John Baldessari is one of the two discussed. We watched this short clip of his bio narrated by his friend and fellow artist, Tom Waits. Baldessari is tall, has a giant beard, and is one of the world's most famous and prolific designers. Check him out: http://www.youtube.com/watch?v=eU7V4GyEuXA
We also looked at photographs by Paul Schiek on American Suburb X: http://www.americansuburbx.com/2012/09/paul-schiek-dead-men-dont-look-like-me-2012.html. His collection, entitled, "Dead Men Don't Look Like Me" is a series of photographs that Schiek's friend found at an abandoned jail in Georgia. Inspired by the context, Schiek decided to "recycle" them; take off all the identifications, clean them up, blow them up, and make them into a portrait.
Schiek claimed that "Everything has been done. We (as artists) just recycle stuff." This series, is a good example of that in that he took something deemed "useless", changed it, changed its context, and made it into something that serves a completely different purpose.

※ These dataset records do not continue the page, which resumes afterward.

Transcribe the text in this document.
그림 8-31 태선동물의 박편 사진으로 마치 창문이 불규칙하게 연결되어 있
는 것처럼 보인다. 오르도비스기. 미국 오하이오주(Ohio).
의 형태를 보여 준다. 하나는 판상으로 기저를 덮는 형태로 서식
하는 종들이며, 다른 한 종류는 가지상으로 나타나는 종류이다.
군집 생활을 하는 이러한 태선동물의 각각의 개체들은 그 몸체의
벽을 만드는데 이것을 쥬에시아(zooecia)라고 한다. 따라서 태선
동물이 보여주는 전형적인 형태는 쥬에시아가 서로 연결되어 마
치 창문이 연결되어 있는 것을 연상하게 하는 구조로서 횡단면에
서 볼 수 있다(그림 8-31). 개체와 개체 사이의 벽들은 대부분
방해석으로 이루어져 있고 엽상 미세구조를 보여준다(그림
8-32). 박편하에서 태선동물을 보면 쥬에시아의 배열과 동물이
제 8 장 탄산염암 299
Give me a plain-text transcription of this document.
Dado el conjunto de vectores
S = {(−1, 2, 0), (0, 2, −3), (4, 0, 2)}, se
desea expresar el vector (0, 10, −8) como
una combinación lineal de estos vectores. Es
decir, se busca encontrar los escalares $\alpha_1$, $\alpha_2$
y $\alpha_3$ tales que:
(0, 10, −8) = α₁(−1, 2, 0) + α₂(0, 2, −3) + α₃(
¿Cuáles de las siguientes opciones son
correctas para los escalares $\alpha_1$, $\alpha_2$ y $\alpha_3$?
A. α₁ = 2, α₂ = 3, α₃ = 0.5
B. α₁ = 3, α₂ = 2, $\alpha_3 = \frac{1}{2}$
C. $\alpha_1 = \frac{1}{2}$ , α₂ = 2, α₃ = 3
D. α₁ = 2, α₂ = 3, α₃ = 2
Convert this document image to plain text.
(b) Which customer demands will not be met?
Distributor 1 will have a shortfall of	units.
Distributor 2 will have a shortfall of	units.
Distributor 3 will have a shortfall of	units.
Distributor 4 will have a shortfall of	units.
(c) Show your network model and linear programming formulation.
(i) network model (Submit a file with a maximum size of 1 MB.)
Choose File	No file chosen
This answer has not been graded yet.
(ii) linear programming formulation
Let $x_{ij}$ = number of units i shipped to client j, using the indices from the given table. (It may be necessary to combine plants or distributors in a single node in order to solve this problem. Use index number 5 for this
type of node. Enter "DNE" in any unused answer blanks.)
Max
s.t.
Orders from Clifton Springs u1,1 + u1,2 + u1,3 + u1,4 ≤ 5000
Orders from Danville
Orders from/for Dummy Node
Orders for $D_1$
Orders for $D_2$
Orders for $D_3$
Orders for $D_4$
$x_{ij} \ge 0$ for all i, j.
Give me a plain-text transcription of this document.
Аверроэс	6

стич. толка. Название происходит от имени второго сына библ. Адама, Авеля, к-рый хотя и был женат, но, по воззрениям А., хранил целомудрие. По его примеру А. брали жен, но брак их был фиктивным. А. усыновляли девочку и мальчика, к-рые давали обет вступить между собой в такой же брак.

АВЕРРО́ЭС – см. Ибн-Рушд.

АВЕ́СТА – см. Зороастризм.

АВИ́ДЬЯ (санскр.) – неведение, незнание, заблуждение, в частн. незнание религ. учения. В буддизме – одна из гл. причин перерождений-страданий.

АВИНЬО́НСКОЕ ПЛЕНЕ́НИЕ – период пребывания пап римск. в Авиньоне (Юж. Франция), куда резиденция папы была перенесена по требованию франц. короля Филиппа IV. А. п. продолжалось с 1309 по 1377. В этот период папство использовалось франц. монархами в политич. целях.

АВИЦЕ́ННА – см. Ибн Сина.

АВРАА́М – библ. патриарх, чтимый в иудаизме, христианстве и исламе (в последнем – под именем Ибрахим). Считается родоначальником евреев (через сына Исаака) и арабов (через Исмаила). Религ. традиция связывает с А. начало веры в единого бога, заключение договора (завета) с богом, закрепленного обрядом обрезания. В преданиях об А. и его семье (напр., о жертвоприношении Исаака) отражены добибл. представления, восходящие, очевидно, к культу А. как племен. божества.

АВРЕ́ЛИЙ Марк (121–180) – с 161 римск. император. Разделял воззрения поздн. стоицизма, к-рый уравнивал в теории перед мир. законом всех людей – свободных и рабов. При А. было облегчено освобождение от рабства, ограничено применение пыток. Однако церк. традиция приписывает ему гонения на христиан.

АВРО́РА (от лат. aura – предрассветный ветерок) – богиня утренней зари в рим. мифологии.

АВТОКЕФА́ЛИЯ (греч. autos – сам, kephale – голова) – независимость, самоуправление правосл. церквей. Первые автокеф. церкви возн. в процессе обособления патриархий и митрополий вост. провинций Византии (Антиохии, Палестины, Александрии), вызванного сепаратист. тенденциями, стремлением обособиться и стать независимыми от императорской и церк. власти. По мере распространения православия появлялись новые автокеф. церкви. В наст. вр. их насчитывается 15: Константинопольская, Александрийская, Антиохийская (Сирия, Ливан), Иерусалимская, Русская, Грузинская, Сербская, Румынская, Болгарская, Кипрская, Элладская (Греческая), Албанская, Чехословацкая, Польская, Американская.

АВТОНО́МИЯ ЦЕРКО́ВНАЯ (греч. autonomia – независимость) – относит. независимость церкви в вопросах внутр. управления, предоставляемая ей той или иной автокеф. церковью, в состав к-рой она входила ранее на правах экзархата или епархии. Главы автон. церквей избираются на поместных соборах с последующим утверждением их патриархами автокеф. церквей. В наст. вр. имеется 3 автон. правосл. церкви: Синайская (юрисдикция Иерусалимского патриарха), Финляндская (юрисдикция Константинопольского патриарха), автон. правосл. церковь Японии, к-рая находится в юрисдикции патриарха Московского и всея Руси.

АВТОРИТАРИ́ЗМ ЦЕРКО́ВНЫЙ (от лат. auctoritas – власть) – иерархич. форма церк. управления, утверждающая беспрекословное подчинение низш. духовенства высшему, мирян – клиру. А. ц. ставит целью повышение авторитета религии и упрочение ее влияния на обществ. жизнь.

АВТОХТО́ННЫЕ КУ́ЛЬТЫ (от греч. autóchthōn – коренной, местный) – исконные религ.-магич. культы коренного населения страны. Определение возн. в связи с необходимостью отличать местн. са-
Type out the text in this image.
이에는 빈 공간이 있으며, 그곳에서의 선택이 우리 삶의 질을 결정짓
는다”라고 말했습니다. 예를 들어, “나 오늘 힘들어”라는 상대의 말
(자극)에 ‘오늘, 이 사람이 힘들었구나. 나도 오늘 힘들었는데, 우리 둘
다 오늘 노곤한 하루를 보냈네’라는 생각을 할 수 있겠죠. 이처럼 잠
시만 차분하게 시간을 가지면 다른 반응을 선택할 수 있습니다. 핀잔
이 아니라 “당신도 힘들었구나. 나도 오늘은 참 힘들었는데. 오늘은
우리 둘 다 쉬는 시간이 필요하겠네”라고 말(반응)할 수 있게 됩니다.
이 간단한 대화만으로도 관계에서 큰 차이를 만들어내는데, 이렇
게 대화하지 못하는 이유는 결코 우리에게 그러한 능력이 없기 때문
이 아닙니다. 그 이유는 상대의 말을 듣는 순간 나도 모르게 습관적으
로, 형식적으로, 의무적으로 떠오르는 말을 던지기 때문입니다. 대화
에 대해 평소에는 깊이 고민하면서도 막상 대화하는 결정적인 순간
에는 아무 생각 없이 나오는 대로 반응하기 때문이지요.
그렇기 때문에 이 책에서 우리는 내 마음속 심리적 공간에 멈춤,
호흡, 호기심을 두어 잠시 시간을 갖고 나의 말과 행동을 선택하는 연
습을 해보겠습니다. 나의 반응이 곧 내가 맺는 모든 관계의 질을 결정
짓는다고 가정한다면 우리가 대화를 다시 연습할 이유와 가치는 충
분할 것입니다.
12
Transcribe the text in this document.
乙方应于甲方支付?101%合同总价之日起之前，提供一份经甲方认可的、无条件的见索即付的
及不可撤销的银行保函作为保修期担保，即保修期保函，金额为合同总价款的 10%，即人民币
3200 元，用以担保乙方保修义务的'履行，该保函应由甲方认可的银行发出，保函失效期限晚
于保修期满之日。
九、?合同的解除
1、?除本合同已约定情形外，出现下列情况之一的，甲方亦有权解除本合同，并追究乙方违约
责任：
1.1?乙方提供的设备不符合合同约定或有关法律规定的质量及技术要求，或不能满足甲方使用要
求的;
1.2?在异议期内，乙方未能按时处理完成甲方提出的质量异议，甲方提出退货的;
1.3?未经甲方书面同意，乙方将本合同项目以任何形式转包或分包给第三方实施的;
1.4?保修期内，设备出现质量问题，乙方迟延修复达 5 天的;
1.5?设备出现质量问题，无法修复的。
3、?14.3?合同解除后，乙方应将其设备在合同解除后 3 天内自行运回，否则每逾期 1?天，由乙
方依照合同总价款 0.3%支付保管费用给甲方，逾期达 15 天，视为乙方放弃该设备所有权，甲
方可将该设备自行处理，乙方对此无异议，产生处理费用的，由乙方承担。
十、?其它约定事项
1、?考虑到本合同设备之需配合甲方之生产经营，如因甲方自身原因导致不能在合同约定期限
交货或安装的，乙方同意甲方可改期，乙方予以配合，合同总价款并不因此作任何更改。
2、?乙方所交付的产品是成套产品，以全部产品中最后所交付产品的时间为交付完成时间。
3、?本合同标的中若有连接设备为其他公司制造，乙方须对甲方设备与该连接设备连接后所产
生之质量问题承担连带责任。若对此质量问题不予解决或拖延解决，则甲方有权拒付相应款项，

Our discussion in class today was based on the morality of this "recycling". Can an artist like Schiek really claim this as his own if he never held the camera up for himself? Sure, it was his idea, but all he really did was crop the photographs and fix the quality. Many of us came to the conclusion, that while the idea is there, Schiek in this series is not considered a photographer. An artist, possibly. But not a photographer.